Brilliant stuff. It really is amazing what a day of basics and drills over and over can do for you. We started riding at 8:30 in the morning. Stopped for 45 mins for lunch, then rode till after 5pm. Holy crap, more than 8 hours of riding.
Tomorrow is more drills and we will start to work on applying all of this to a trail. I am really looking forward to it.
Perfect Group size.
Scott in the morning.
Shane showing us how it is done.
Lunch time. Perfect day.
Day 2 – 8am start
It rained overnight. Unbelievable. It has hardly rained at all the entire year. Somehow the gods want me to get all I can out of this class. Not really a thumping down rain, but just enough that the soil is amazing. Lots of great stuff on tap today.
We started the day back on the small 40 foot circles again. But this time since the rain, they are slick. It works out well. The goal is to go all the way around the circle in a slide. I cannot do it. I can get about halfway round in a slide, but cannot really get it go all the way around. I need to work on that.
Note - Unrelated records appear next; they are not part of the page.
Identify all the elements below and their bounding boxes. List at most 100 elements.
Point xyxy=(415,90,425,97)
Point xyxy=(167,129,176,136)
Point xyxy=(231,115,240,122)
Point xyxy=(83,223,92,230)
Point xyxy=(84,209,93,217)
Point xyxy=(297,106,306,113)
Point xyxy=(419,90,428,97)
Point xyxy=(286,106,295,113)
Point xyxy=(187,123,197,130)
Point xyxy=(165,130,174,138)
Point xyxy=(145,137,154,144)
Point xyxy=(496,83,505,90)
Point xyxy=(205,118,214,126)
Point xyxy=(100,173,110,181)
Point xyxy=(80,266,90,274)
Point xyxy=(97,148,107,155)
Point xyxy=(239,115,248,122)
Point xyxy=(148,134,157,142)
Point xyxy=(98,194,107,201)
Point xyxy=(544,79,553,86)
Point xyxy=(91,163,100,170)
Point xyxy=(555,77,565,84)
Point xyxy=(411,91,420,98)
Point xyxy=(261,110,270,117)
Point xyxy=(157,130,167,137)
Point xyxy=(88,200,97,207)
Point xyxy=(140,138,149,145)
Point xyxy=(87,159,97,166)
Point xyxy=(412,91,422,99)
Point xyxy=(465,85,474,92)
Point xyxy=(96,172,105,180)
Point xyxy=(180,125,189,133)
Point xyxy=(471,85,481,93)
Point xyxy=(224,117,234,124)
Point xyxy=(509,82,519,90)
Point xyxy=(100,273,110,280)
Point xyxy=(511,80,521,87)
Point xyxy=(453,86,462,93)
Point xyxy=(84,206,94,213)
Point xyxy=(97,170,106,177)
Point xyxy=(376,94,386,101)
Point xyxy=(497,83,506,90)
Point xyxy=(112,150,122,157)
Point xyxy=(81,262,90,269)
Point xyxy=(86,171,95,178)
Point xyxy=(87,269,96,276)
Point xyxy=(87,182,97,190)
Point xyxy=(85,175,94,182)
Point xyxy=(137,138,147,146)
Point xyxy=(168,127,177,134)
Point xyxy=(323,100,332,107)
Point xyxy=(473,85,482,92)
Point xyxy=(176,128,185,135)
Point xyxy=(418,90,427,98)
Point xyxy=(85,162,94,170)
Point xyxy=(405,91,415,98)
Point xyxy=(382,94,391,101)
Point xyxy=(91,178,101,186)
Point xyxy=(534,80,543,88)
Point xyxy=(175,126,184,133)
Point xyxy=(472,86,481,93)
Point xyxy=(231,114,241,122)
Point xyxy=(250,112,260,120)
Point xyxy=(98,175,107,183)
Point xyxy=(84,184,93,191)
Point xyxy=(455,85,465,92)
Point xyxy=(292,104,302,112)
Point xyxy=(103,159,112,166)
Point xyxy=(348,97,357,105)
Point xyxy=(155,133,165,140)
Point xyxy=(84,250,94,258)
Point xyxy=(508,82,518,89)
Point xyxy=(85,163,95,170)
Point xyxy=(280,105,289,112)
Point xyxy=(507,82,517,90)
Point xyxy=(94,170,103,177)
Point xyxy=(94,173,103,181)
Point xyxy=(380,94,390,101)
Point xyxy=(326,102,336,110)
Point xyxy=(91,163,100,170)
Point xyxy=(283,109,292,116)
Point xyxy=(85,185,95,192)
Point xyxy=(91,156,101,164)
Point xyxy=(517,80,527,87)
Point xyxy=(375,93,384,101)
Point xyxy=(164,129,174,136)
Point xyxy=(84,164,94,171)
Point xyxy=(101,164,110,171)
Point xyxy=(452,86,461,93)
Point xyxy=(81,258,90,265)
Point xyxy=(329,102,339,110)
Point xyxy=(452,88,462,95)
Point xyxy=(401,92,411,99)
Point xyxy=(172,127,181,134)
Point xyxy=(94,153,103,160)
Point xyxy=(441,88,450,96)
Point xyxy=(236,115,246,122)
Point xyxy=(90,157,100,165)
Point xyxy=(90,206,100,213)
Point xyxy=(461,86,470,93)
Then we set up the cones in rows with the cones about 30 feet apart on the row, and the rows about 60 feet apart. You zig zag back and forth and slide the back end with the brake around the turn, then rocket back toward the other side. This one I can do, but not perfectly. I get it right 75% of the time, but still miss it at others.
Next up was grinding down a log laying down on the ground. Grinding, meaning one wheel on each side of the log so that you are traveling down the length of the log, but your bike is going sideways. Great trail skill for when your wheels are not following one another. Keep the gas on, stand up and balance the bike. I can do this.
Next up was a corner rut. Brake into the turn, peg the front wheel down into the bottom of the rut/berm, get your foot out and get on the gas. I have included a video of Shane doing it first then me doing it both directions.
The last thing we worked on was getting over a big big obstacle. We used a log that was down, that was at least 3 feet around. It was like getting over a culvert or something like that. Wheelie up on, unload the rear suspension to where you were just perched up on top. Then just slide off the back side. Easy as that. But the number of people laying in a heap on the other side was impressive.
All in all, it was a very worthwhile experience. Funny how everything always comes back to the fundamentals. In the case of riding a motorcycle in the woods – balance, throttle brake and clutch control, body position, confidence or commitment.
I learned that I train all wrong. I should be doing more drills and more sprints. I tend to just go out and ride at what I hope is race pace for hours. I should be doing skills drills interspersed with sprint laps. Still probably spend a bunch of time at a riding area while doing it, but just not banging out laps reinforcing the same bad habits.
Old Dogs Can Learn New Tricks. Shane teaching us how to do a rutted out turn.